Keep Your Data Raw at Rest

By Lane Wagner on Jun 30, 2021

I want to talk about a simple rule of thumb that has served me well over the years.

If you have data that depends on other data, try not to store it.

If you follow this rule, you can deliver your code faster, mainly because you will avoid lengthy and painful data migrations.

The guiding principle behind this call to action is that data at rest is more dangerous than data in motion. By “data at rest” I typically mean data stored on disk, but it can also be any data that persists within your system through code updates and server restarts.

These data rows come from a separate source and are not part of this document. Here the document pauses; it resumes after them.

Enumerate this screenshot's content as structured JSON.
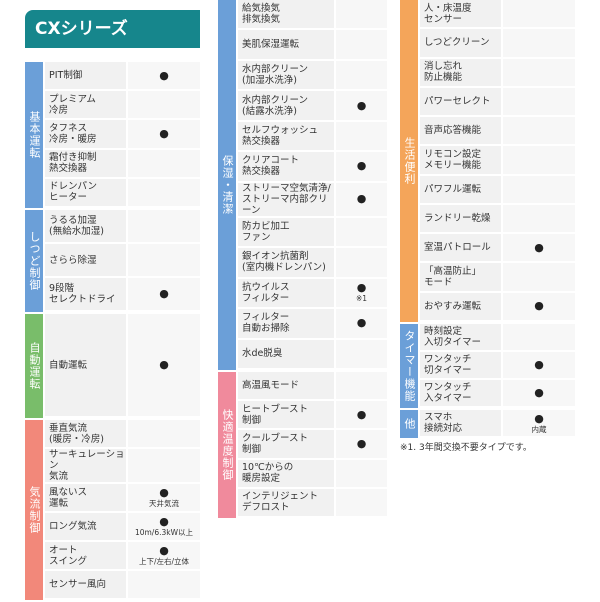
{
  "header": {
    "title": "CXシリーズ"
  },
  "columns": [
    {
      "groups": [
        {
          "label": "基本運転",
          "rows": [
            {
              "name": "PIT制御",
              "mark": "●"
            },
            {
              "name": "プレミアム\n冷房"
            },
            {
              "name": "タフネス\n冷房・暖房",
              "mark": "●"
            },
            {
              "name": "霜付き抑制\n熱交換器"
            },
            {
              "name": "ドレンパン\nヒーター"
            }
          ]
        },
        {
          "label": "しつど制御",
          "rows": [
            {
              "name": "うるる加湿\n(無給水加湿)"
            },
            {
              "name": "さらら除湿"
            },
            {
              "name": "9段階\nセレクトドライ",
              "mark": "●"
            }
          ]
        },
        {
          "label": "自動運転",
          "rows": [
            {
              "name": "自動運転",
              "mark": "●"
            }
          ]
        },
        {
          "label": "気流制御",
          "rows": [
            {
              "name": "垂直気流\n(暖房・冷房)"
            },
            {
              "name": "サーキュレーション\n気流"
            },
            {
              "name": "風ないス\n運転",
              "mark": "●",
              "note": "天井気流"
            },
            {
              "name": "ロング気流",
              "mark": "●",
              "note": "10m/6.3kW以上"
            },
            {
              "name": "オート\nスイング",
              "mark": "●",
              "note": "上下/左右/立体"
            },
            {
              "name": "センサー風向"
            }
          ]
        }
      ]
    },
    {
      "groups": [
        {
          "label": "保湿・清潔",
          "rows": [
            {
              "name": "給気換気\n排気換気"
            },
            {
              "name": "美肌保湿運転"
            },
            {
              "name": "水内部クリーン\n(加湿水洗浄)"
            },
            {
              "name": "水内部クリーン\n(結露水洗浄)",
              "mark": "●"
            },
            {
              "name": "セルフウォッシュ\n熱交換器"
            },
            {
              "name": "クリアコート\n熱交換器",
              "mark": "●"
            },
            {
              "name": "ストリーマ空気清浄/\nストリーマ内部クリーン",
              "mark": "●"
            },
            {
              "name": "防カビ加工\nファン"
            },
            {
              "name": "銀イオン抗菌剤\n(室内機ドレンパン)"
            },
            {
              "name": "抗ウイルス\nフィルター",
              "mark": "●",
              "note": "※1"
            },
            {
              "name": "フィルター\n自動お掃除",
              "mark": "●"
            },
            {
              "name": "水de脱臭"
            }
          ]
        },
        {
          "label": "快適温度制御",
          "rows": [
            {
              "name": "高温風モード"
            },
            {
              "name": "ヒートブースト\n制御",
              "mark": "●"
            },
            {
              "name": "クールブースト\n制御",
              "mark": "●"
            },
            {
              "name": "10℃からの\n暖房設定"
            },
            {
              "name": "インテリジェント\nデフロスト"
            }
          ]
        }
      ]
    },
    {
      "groups": [
        {
          "label": "生活便利",
          "rows": [
            {
              "name": "人・床温度\nセンサー"
            },
            {
              "name": "しつどクリーン"
            },
            {
              "name": "消し忘れ\n防止機能"
            },
            {
              "name": "パワーセレクト"
            },
            {
              "name": "音声応答機能"
            },
            {
              "name": "リモコン設定\nメモリー機能"
            },
            {
              "name": "パワフル運転"
            },
            {
              "name": "ランドリー乾燥"
            },
            {
              "name": "室温パトロール",
              "mark": "●"
            },
            {
              "name": "「高温防止」\nモード"
            },
            {
              "name": "おやすみ運転",
              "mark": "●"
            }
          ]
        },
        {
          "label": "タイマー機能",
          "rows": [
            {
              "name": "時刻設定\n入切タイマー"
            },
            {
              "name": "ワンタッチ\n切タイマー",
              "mark": "●"
            },
            {
              "name": "ワンタッチ\n入タイマー",
              "mark": "●"
            }
          ]
        },
        {
          "label": "他",
          "rows": [
            {
              "name": "スマホ\n接続対応",
              "mark": "●",
              "note": "内蔵"
            }
          ]
        }
      ],
      "footnote": "※1. 3年間交換不要タイプです。"
    }
  ]
}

For example, in the context of a web application, the rows in a PostgreSQL database would be “at rest”. Alternatively, when data is fetched from the database, transformed, and served we can say it’s “in motion” while in the application’s memory.

Why is data dangerous at rest?

Data at rest is dangerous for several reasons.

Why is data safer in memory?

Conventionally, data stored in memory, while your application is running, is ephemeral – you won’t depend on it being there for any length of time. Device and server restarts will wipe all in-memory data out, and that’s okay.

Since data being actively acted in by your code is ephemeral, we can make code changes with impunity. As long as the new version of the code is consistent with itself (and the dangerous persistent data it relies on) then changes are easy.

When you have a piece of data that’s dependent on other data, do your best not to store it

Let’s say for example, that you’re building a movie review app. In your database, for each review, you store a field called num_stars, which is just an integer between 1 and 5. Then, later in development the product team asks for a new feature that shows a color on the review depending on the number of stars. 1 and 2 stars will be shown as red, 3 as yellow, and 4 and 5 are green. There are a couple of ways you can build this feature.

Option 1 – Store the calculated field in the database

You could create a new field in your database called color. Whenever a review is created, you simpy check the number of stars, and based on that you generate the color field and store it. Now when a user pulls that review from the database it’s ready to go with the color field generated!

Option 2 – Generate the calculated field everytime it’s needed

Whenever a review is requested from the database, the application code pulls the review data, then generates the color by doing a post-hoc calculation.

Choose option 2 over option 1

Both options are probably equally easy to code and ship. The problems with option 1 will only show up later. Let’s look at a few potential issues.

Is it ever a good idea to store something that’s directly dependent on other data?

As with all rules of thumb, there are exceptions.

For example, sometimes it’s necessary for performance reasons. Say you have some raw podcast audio data, and you want to be able to show users the transcript. It would be far too slow and expensive to re-transcribe the audio each time a user wants to look at the transcript. In cases like this, we need to just bite the bullet and store the calculated text data.